I’m feeling like a protective, mother hen, trying to gird her
hatchlings for the cruel world that might lie ahead. I’m wondering
about these adoptive parents – what motivated them to adopt children
racially and culturally different than them? What are they doing to
prepare these children for life as an “other,” in their own families
and in the world at large? Do these parents understand the role they
are playing in the systems of geo/social/political and economic
reinforcement that perpetuate the flow of “deserving” (meaning both
actual orphans and “social orphans”) children from certain designated
countries to privileged, white families in the U.S., Canada, Australia
and certain parts of Europe?
Or are they merely thinking about the day-to-day life of parenting,
with the diapers and the naps and the help with homework and the soccer
team and where to take them to for spring break?

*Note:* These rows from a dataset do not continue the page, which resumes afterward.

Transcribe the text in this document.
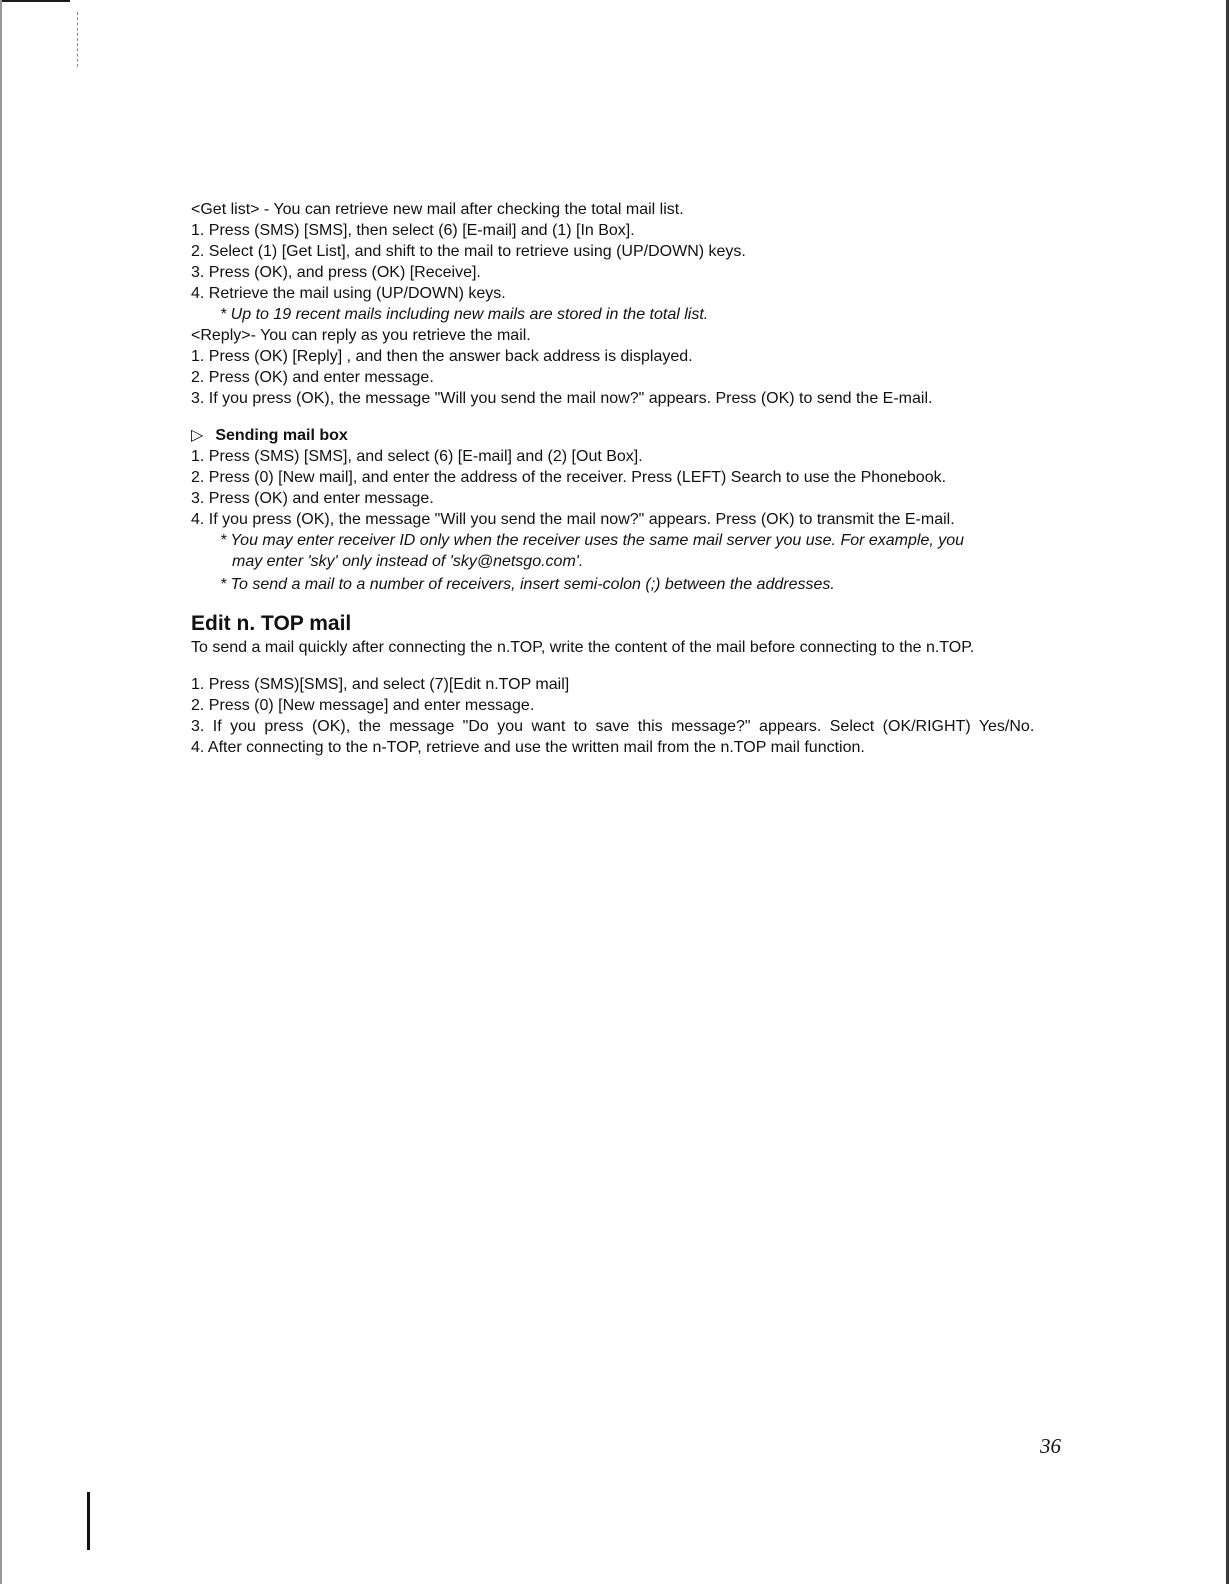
<Get list> - You can retrieve new mail after checking the total mail list.

1. Press (SMS) [SMS], then select (6) [E-mail] and (1) [In Box].

2. Select (1) [Get List], and shift to the mail to retrieve using (UP/DOWN) keys.

3. Press (OK), and press (OK) [Receive].

4. Retrieve the mail using (UP/DOWN) keys.

* Up to 19 recent mails including new mails are stored in the total list.

<Reply>- You can reply as you retrieve the mail.

1. Press (OK) [Reply] , and then the answer back address is displayed.

2. Press (OK) and enter message.

3. If you press (OK), the message "Will you send the mail now?" appears. Press (OK) to send the E-mail.

▷ Sending mail box

1. Press (SMS) [SMS], and select (6) [E-mail] and (2) [Out Box].

2. Press (0) [New mail], and enter the address of the receiver. Press (LEFT) Search to use the Phonebook.

3. Press (OK) and enter message.

4. If you press (OK), the message "Will you send the mail now?" appears. Press (OK) to transmit the E-mail.

* You may enter receiver ID only when the receiver uses the same mail server you use. For example, you

may enter 'sky' only instead of 'sky@netsgo.com'.

* To send a mail to a number of receivers, insert semi-colon (;) between the addresses.

Edit n. TOP mail

To send a mail quickly after connecting the n.TOP, write the content of the mail before connecting to the n.TOP.

1. Press (SMS)[SMS], and select (7)[Edit n.TOP mail]

2. Press (0) [New message] and enter message.

3. If you press (OK), the message "Do you want to save this message?" appears. Select (OK/RIGHT) Yes/No.

4. After connecting to the n-TOP, retrieve and use the written mail from the n.TOP mail function.

36
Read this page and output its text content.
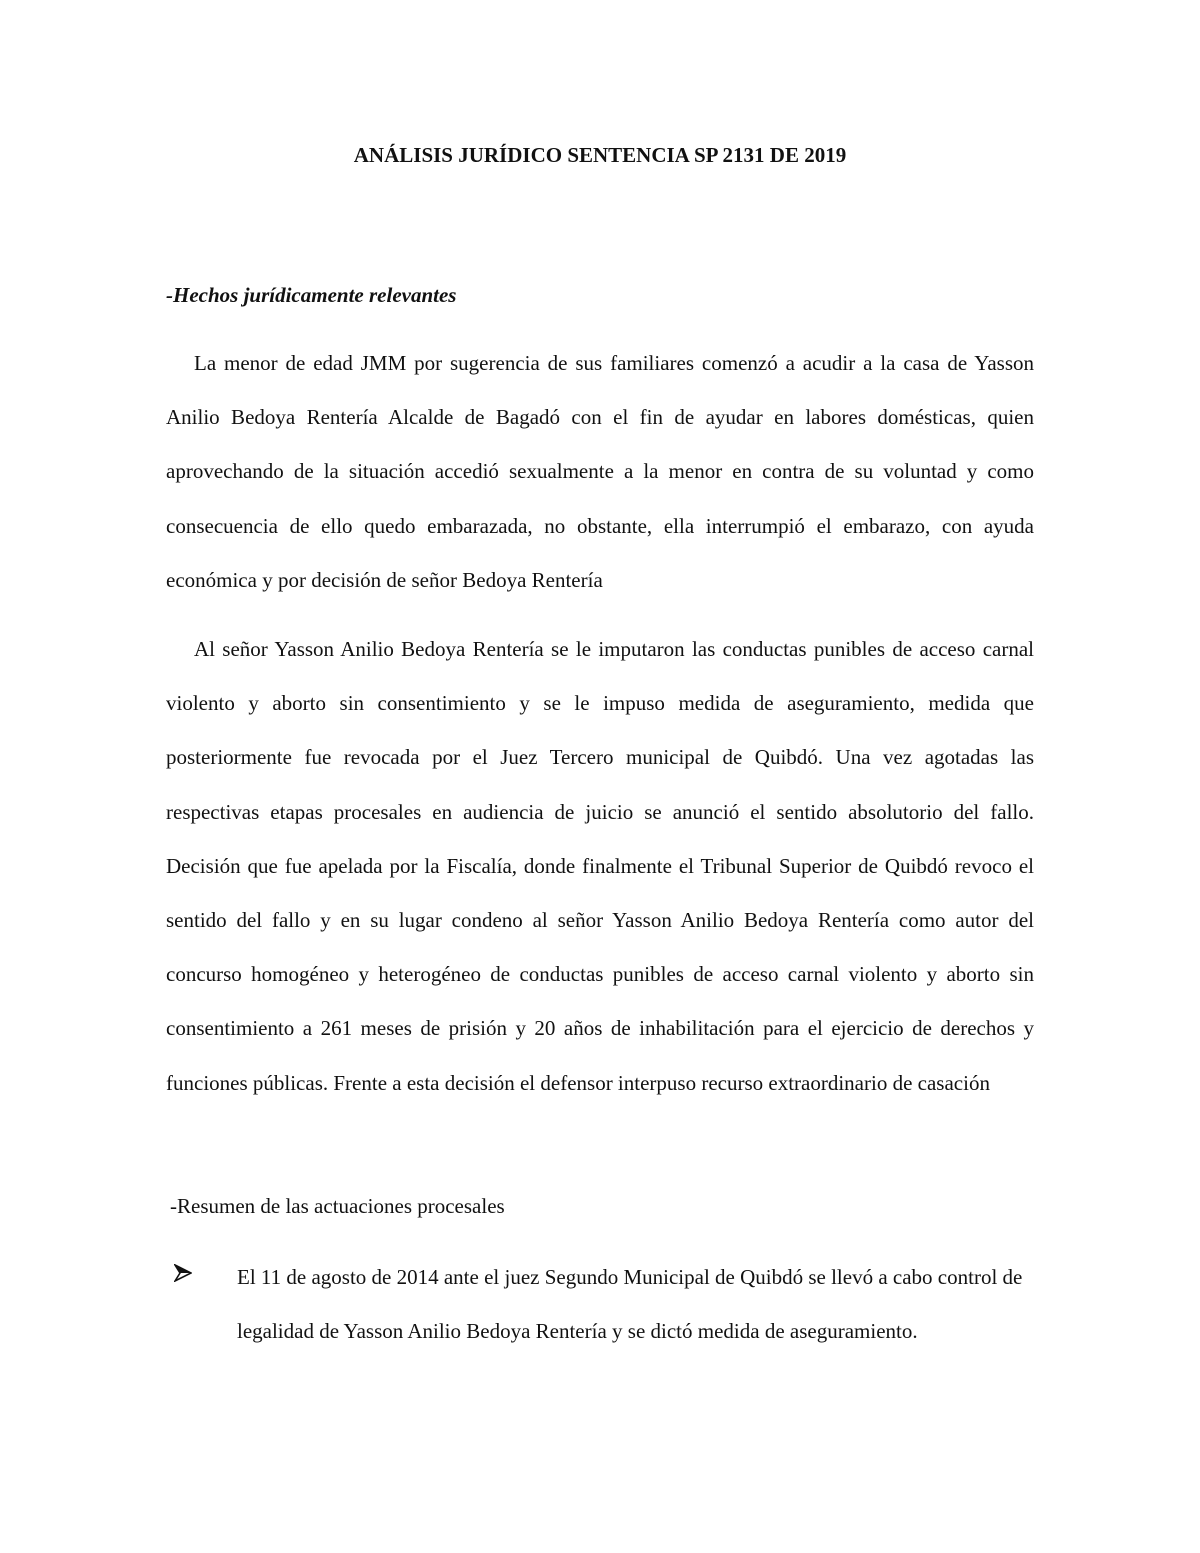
ANÁLISIS JURÍDICO SENTENCIA SP 2131 DE 2019

-Hechos jurídicamente relevantes

La menor de edad JMM por sugerencia de sus familiares comenzó a acudir a la casa de Yasson Anilio Bedoya Rentería Alcalde de Bagadó con el fin de ayudar en labores domésticas, quien aprovechando de la situación accedió sexualmente a la menor en contra de su voluntad y como consecuencia de ello quedo embarazada, no obstante, ella interrumpió el embarazo, con ayuda económica y por decisión de señor Bedoya Rentería

Al señor Yasson Anilio Bedoya Rentería se le imputaron las conductas punibles de acceso carnal violento y aborto sin consentimiento y se le impuso medida de aseguramiento, medida que posteriormente fue revocada por el Juez Tercero municipal de Quibdó. Una vez agotadas las respectivas etapas procesales en audiencia de juicio se anunció el sentido absolutorio del fallo. Decisión que fue apelada por la Fiscalía, donde finalmente el Tribunal Superior de Quibdó revoco el sentido del fallo y en su lugar condeno al señor Yasson Anilio Bedoya Rentería como autor del concurso homogéneo y heterogéneo de conductas punibles de acceso carnal violento y aborto sin consentimiento a 261 meses de prisión y 20 años de inhabilitación para el ejercicio de derechos y funciones públicas. Frente a esta decisión el defensor interpuso recurso extraordinario de casación

-Resumen de las actuaciones procesales

El 11 de agosto de 2014 ante el juez Segundo Municipal de Quibdó se llevó a cabo control de legalidad de Yasson Anilio Bedoya Rentería y se dictó medida de aseguramiento.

Whenever I talk to adoptive parents who are planning to adopt
transracially, I always ask how many of them are planning for their
kid’s future educational needs. Hands shoot up in the air. When I tell
them That’s the same kind of foresight you need to plan for your child’s future racial and cultural needs
there is usually silence. I find that when it comes to adoptive
parents, most of the concern is on the short term – the next five to
ten years. Somehow, a lot of adoptive parents forget that the little
cute kid they adopted from China or Guatemala will grow up some day to
be an adult – as Dr. Jaiya John reveals in his book “Black Baby White Hands: A View from the Crib,” his parents thought they had adopted a little brown teddy bear, but he grew up to be a big, black grizzly.
Are these adoptive parents ready for us to become adults?
As we walked towards our car on Tuesday night for dinner, we saw a
family come out of the hotel lobby. Three little kids that looked to be
Guatemalan with their white parents.
(eight little, nine little, ten little adoptees, playing at the water park!